La direction rigide et mal informée ignorait les conditions désastreuses, imposant des repas communautaires malgré les risques pour la santé. Les tentatives d’améliorer l’hygiène étaient souvent punies, reflétant l’ignorance et l’entêtement des autorités.
Un jour, nous avons voyagé à la ville d’Assab avec le colonel en charge de notre unité. Sa destination était la prison militaire d’Assab, et il m’a emmené avec lui. À notre arrivée, il est entré dans le bureau qu’il devait visiter tandis que je restais à la porte, observant les environs.
Ce que j’ai vu était choquant. Un homme grand et musclé fouettait un jeune homme enchaîné par des fers. Les jambes du jeune homme étaient entravées, et il était courbé par le cou. La température dépassait les 40 degrés Celsius, et il était couvert de sueur, pleurant et sanglotant. Mon cœur souffrait pour lui, et je me demandais ce qu’il avait bien pu faire pour mériter une punition si cruelle. Je n’avais jamais vu ni entendu parler d’une telle violence infligée à une autre personne, et cela m’a profondément troublé. La pitié que je ressentais tourmentait mon âme, et je souhaitais quitter ce pays au plus vite.
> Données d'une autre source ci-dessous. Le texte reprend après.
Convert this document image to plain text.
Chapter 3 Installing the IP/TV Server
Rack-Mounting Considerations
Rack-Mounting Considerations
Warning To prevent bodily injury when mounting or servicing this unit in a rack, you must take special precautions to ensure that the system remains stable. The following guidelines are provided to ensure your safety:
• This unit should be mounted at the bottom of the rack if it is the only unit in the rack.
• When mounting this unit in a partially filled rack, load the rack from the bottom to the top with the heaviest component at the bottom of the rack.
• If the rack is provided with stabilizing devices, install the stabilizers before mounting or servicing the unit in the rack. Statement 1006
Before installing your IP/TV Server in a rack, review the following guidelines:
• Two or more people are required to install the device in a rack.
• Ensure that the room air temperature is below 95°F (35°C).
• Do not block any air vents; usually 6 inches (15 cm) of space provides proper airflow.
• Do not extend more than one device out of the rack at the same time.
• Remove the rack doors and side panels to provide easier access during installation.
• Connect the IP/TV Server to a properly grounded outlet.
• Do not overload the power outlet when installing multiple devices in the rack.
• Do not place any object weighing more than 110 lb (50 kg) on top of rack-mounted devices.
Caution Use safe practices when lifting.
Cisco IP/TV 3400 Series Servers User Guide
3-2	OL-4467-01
Plus tard, le colonel est revenu, et nous sommes retournés à notre camp. Incapable de contenir mon angoisse, j’ai demandé au colonel à propos de la punition que j’avais vue. J’ai exprimé mes sentiments à propos du jeune homme. Le colonel a répondu, “Des punitions sévères sont infligées à ceux qui ne respectent pas la loi.” Puis il m’a rassuré, “Ne t’inquiète pas, tant que tu obéis à la loi, tu ne seras pas puni de cette manière.”
À mon avis, ce type de punition n’est pas éducatif. En fait, il semblait conçu pour tuer plutôt que pour enseigner.
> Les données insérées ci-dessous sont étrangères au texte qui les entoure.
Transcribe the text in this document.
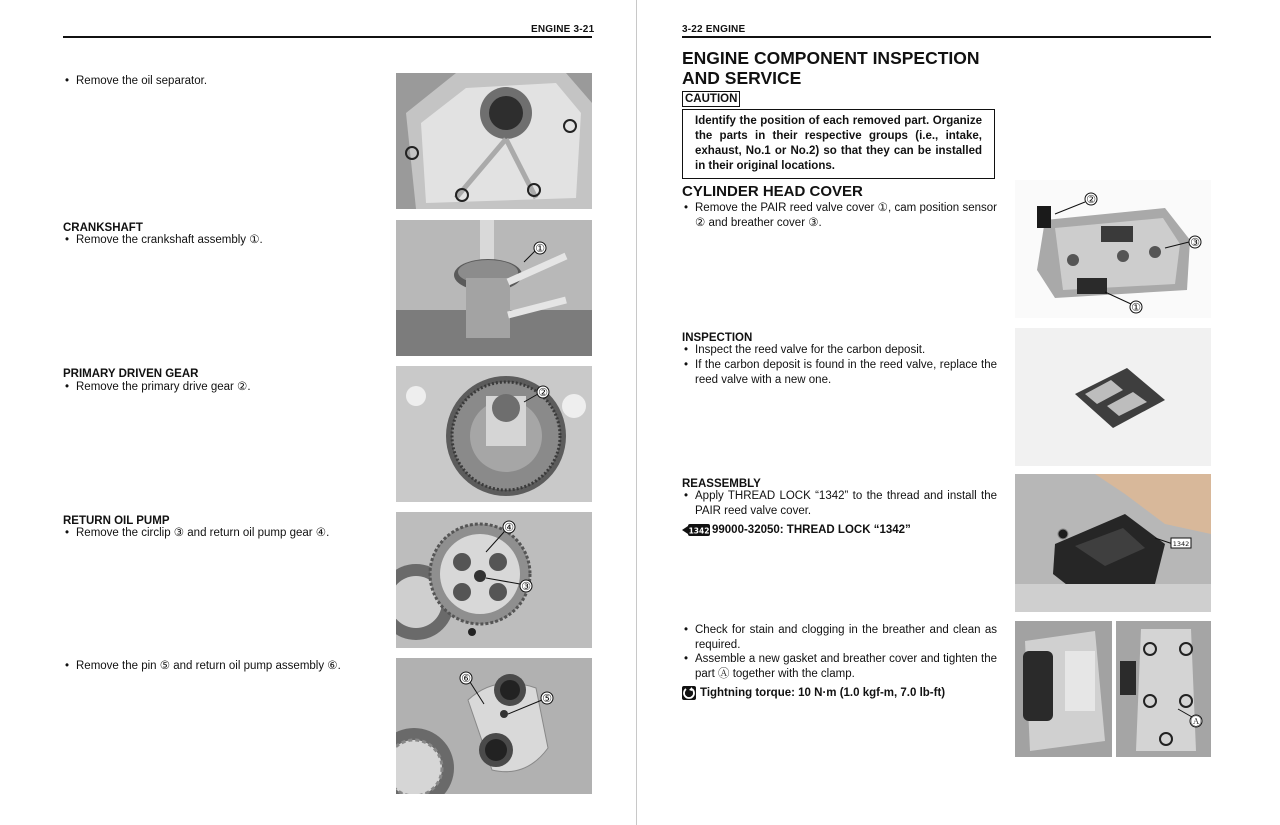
ENGINE 3-21
• Remove the oil separator.
CRANKSHAFT
• Remove the crankshaft assembly ①.
①
PRIMARY DRIVEN GEAR
• Remove the primary drive gear ②.	②
RETURN OIL PUMP
• Remove the circlip ③ and return oil pump gear ④.	④
③
• Remove the pin ⑤ and return oil pump assembly ⑥.
⑥
⑤
3-22 ENGINE
ENGINE COMPONENT INSPECTION
AND SERVICE
CAUTION
Identify the position of each removed part. Organize the parts in their respective groups (i.e., intake, exhaust, No.1 or No.2) so that they can be installed in their original locations.
CYLINDER HEAD COVER
• Remove the PAIR reed valve cover ①, cam position sensor ② and breather cover ③.
②
③
①
INSPECTION
• Inspect the reed valve for the carbon deposit.
• If the carbon deposit is found in the reed valve, replace the reed valve with a new one.
REASSEMBLY
• Apply THREAD LOCK “1342” to the thread and install the PAIR reed valve cover.
1342 99000-32050: THREAD LOCK “1342”
1342
• Check for stain and clogging in the breather and clean as required.
• Assemble a new gasket and breather cover and tighten the part Ⓐ together with the clamp.
Tightning torque: 10 N·m (1.0 kgf-m, 7.0 lb-ft)
Ⓐ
Au fil du temps, j’ai réalisé que l’image de Shabia alimentée par la propagande était loin de la réalité. Les Érythréens à Asmara étaient également trompés, croyant que leur gouvernement était infaillible. Ce n’est que par le service national que la véritable brutalité et l’incompétence des dirigeants sont devenues apparentes. Le régime, marqué par la corruption, le manque d’éducation et la faillite morale, ressemblait à une société primitive et oppressive.
La lutte de 30 ans n’était pas pour la liberté du peuple mais pour les gains personnels de quelques-uns. Ce régime torturait, tuait et exploitait systématiquement les Érythréens tout en trompant la diaspora pour obtenir son soutien. La communauté émotive de la diaspora, ignorante des atrocités, continuait de soutenir le gouvernement. Il serait exact de dire que la cause principale des atrocités commises sous le régime précédent était le Shabia lui-même. Par conséquent, il serait correct de dire que combattre le Shaabia au lieu de combattre le Derg (Ancien régime éthiopien) aurait contribué à apporter la paix.
En sortant de mon rêve, j’ai constaté que les structures civiles et militaires de l’Érythrée étaient ravagées par la corruption et l’incompétence. Des responsables illettrés géraient des professionnels hautement éduqués, et le régime oppressif surveillait et contrôlait brutalement ses citoyens. Le monde avançait tandis que l’Érythrée restait coincée dans un cycle de peur, d’oppression et de déception. Le rêve de liberté était enterré sous cette dure réalité, révélant un système qui abusait de ses citoyens pour des gains personnels.
La réalité de l’Érythrée a brisé toutes mes illusions. Le régime brutal poussait les citoyens à se violenter les uns les autres, soulignant la crise psychologique au sein de la société. La décadence morale et les actions motivées par le gain personnel du régime ont clairement montré qu’il valait mieux vivre sans pays que de supporter de tels abus. Le rêve d’indépendance de l’Érythrée a été tragiquement remplacé par un système de peur et d’oppression.